Nobody, including the owner, could carry out any construction activities in a building protected under the act, which prescribes long prison terms and heavy fines for violators.

When this reporter visited the assembly building on Friday, the construction work was going on in the Room No 103, which had a nameplate of Bashir Ahmed Memon, deputy secretary (regulation), law department. Partition walls had been constructed and an iron frame comprising girders, etc, had been fixed and decorative baked bricks were being shifted from outside the building into the room, probably to construct a mezzanine floor.

Last week, this reporter saw construction work going on in Room No 104, which is also in use of the law department. This Friday, tiles had been fixed on the floor while a mezzanine floor was almost completed and finishing work was being carried out.

Responding to Dawn queries, Sindh Culture Secretary Aziz Uquaily said that he had spoken to Law Secretary Ghulam Nabi Shah and Sindh Assembly Secretary Hadi Bux Buriro to inform them that the work being carried out was illegal and that it should be stopped. “We have not yet written anything to them and hope that they, being responsible government officials, would stop the work,” he added.

Meanwhile, sources in the culture department informed Dawn that a letter had been sent to an official of the works and services department informing him of the illegality and asking him as to who was carrying out the work.

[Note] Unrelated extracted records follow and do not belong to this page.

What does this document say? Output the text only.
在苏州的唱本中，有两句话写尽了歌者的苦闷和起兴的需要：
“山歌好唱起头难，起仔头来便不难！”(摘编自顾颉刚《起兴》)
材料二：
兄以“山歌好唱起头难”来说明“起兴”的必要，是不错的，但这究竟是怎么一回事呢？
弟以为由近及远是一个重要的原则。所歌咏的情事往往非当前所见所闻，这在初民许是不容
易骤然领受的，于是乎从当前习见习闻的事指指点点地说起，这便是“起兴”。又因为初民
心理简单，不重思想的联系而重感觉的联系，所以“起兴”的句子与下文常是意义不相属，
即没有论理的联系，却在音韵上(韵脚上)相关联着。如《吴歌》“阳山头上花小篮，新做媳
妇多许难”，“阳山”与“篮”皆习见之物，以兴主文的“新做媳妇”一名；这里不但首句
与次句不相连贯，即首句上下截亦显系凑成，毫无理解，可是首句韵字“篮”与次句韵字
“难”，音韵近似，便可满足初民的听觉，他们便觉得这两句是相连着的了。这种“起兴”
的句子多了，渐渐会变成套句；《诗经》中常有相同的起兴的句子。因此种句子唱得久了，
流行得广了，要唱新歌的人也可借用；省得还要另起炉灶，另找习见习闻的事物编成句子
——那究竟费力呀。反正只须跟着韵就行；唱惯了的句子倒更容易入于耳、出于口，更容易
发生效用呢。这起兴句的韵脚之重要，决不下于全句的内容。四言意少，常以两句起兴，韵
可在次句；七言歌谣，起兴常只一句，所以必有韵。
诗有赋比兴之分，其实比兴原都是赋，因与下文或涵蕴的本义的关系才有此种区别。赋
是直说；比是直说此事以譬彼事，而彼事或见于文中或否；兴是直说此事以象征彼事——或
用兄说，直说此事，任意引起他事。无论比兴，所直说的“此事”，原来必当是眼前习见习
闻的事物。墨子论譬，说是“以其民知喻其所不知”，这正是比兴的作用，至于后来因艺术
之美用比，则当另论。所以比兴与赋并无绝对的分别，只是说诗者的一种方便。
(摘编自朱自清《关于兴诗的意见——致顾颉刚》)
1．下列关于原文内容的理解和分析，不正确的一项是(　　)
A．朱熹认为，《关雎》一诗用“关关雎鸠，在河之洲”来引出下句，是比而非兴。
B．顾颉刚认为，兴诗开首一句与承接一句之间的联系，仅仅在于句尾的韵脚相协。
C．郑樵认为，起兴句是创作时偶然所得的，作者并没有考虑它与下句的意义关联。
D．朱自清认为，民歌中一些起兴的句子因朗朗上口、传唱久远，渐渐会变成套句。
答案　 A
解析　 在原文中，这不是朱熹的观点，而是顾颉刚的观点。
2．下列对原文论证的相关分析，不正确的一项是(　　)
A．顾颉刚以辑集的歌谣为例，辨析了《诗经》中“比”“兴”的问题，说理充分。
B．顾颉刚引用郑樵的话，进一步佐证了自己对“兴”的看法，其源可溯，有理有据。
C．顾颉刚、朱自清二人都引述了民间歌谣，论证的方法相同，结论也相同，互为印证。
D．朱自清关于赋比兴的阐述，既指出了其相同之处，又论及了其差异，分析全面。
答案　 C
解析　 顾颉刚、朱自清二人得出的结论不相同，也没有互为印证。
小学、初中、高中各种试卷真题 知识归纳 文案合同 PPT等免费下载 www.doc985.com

Despite repeated requests, Mr Buriro, the assembly’s secretary, plainly refused to offer any comment on the illegal construction in the building.

Only the Sindh works and services department is authorised to carry out construction/repairs, etc, in the government buildings and the department’s engineer, Mohammad Yusuf, is the officer in charge of the assembly building and only he can carry out any construction work there.

He told Dawn that he was not carrying out the construction work and he did not know who was carrying out the construction work in the assembly building. He said that he knew that the historic Sindh Assembly was a building protected under the heritage act and any kind of construction was not allowed in it.

“I called the assembly secretary Buriro and wanted to meet him but he was in a meeting with the speaker so I could not meet him. I wanted to ask him also who was carrying out the construction, because he being the in charge of the building must know it,” said Mr Yusuf.